|Resolved||jcrespo||T140788 Labs databases rearchitecture (tracking)|
|Resolved||bd808||T166402 Program 7 Outcome 3: data services|
|Resolved||bd808||T142807 Migrate all users to new Wiki Replica cluster and decommission old hardware|
|Declined||None||T182948 Create method for accessing user watchlists in database queries|
@bd808 Isn't dumping the *private watchlist* of a user into a public database something we would frown upon? Wouldn't that need proper informed consent? Couldn't that be considered a privacy violation?
I am not too worried because temporary tables are not shared between users- but I wonder if this no longer being possible is actually a feature and not a bug. My first instinct is that we could create public information tables in some way on wikireplicas; but we should ban private data there for the risk of leaks.
Note I know how oath works, it just looks like a bad idea to create tables on wikireplicas (temporary or not, before or after), without TLS support with the risk of being leaked to all users.

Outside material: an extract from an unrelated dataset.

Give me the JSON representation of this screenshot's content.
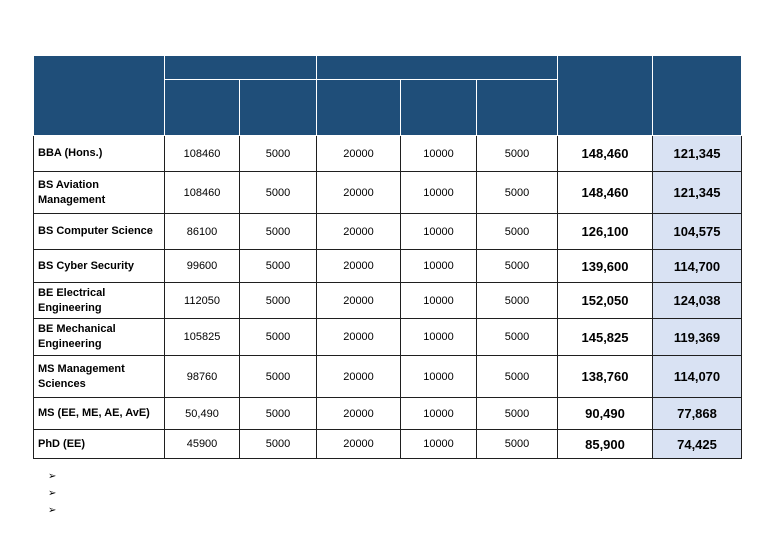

I have to agree with @jcrespo that the new state seems more like a feature than a bug. The use case for @Dispenser's tool is certainly real, but an implementation that requires collecting private data via an authenticated API request and copying it into Toolforge or another shared system where it could potentially be leaked is not something we should be promoting or enabling.
I wonder if there is a less efficient but possibly more secure implementation that could be done by keeping the watchlist contents on the client (fetched with a AJAX request to the Action API in an authenticated session) and then making batched requests to some other API endpoint which exposes the DPL data?
I am going to decline this based on our own feedback, but that doesn't mean we cannot continue discussing other methods of doing what you need. However, the initial response to the request is: "do not write private data to databases, and less to wikirreplicas". My advice would be to copy data that is public to toolsdb and do there the necessary joins, but if possible, always keeping user data on application memory, so it doesn't accidentally leak.